Quit this debugging session? (y or n) y

This is a bug, please report it.  For instructions, see:
<https://www.gnu.org/software/gdb/bugs/>.

/wrkdirs/usr/ports/devel/gdb/work-py37/gdb-10.1/gdb/thread.c:1309: internal-error: void switch_to_thread(thread_info *): Assertion `thr != NULL' failed.
A problem internal to GDB has been detected,
further debugging may prove unreliable.
Create a core file of GDB? (y or n) n
Comment 8 Luca Pizzamiglio freebsd_committer 2021-07-08 21:25:46 UTC
(In reply to dgilbert from comment #5)
I agree, the gdb message is not very informative.
However, those asserts are there to not temper with the debugged process, not as form of "input validation".
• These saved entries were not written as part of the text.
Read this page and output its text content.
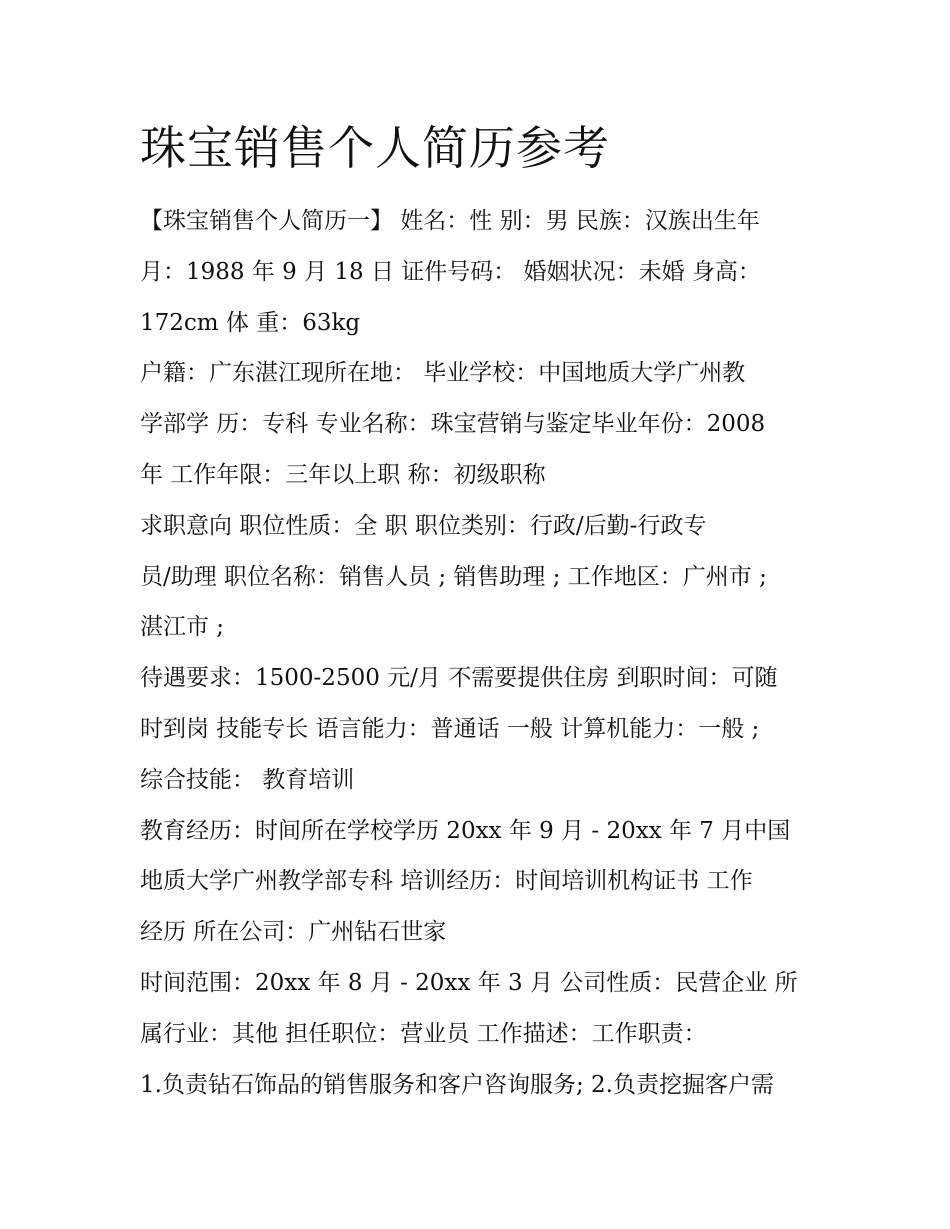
珠宝销售个人简历参考
【珠宝销售个人简历一】 姓名：性 别：男 民族：汉族出生年
月：1988 年 9 月 18 日 证件号码： 婚姻状况：未婚 身高：
172cm 体 重：63kg
户籍：广东湛江现所在地： 毕业学校：中国地质大学广州教
学部学 历：专科 专业名称：珠宝营销与鉴定毕业年份：2008
年 工作年限：三年以上职 称：初级职称
求职意向 职位性质：全 职 职位类别：行政/后勤-行政专
员/助理 职位名称：销售人员 ; 销售助理 ; 工作地区：广州市 ;
湛江市 ;
待遇要求：1500-2500 元/月 不需要提供住房 到职时间：可随
时到岗 技能专长 语言能力：普通话 一般 计算机能力：一般 ;
综合技能： 教育培训
教育经历：时间所在学校学历 20xx 年 9 月 - 20xx 年 7 月中国
地质大学广州教学部专科 培训经历：时间培训机构证书 工作
经历 所在公司：广州钻石世家
时间范围：20xx 年 8 月 - 20xx 年 3 月 公司性质：民营企业 所
属行业：其他 担任职位：营业员 工作描述：工作职责：
1.负责钻石饰品的销售服务和客户咨询服务; 2.负责挖掘客户需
gdb doesn't provide the feature of verify if the debug symbol file and the binary are in sync, this information is just not available and it could be very hard to implement, IMO.

In general, I would close this PR, because:
1. it's not a FreeBSD specific bug
2. it's a potential gdb feature, that should be reported upstream
Comment 9 dgilbert 2021-07-08 21:45:01 UTC
Regardless of the type of bug, the GDB behavior is to lock hard as it takes a gynormous dump.  In the creating a dump file sens of the term.  I realize that gdb doesn't need to be certain types of "user friendly" ... but this is actively "user hostile" ... and there are certainly people who _should_ be encouraged to use GDB that do not yet know that we've hidden the kernel debug symbols.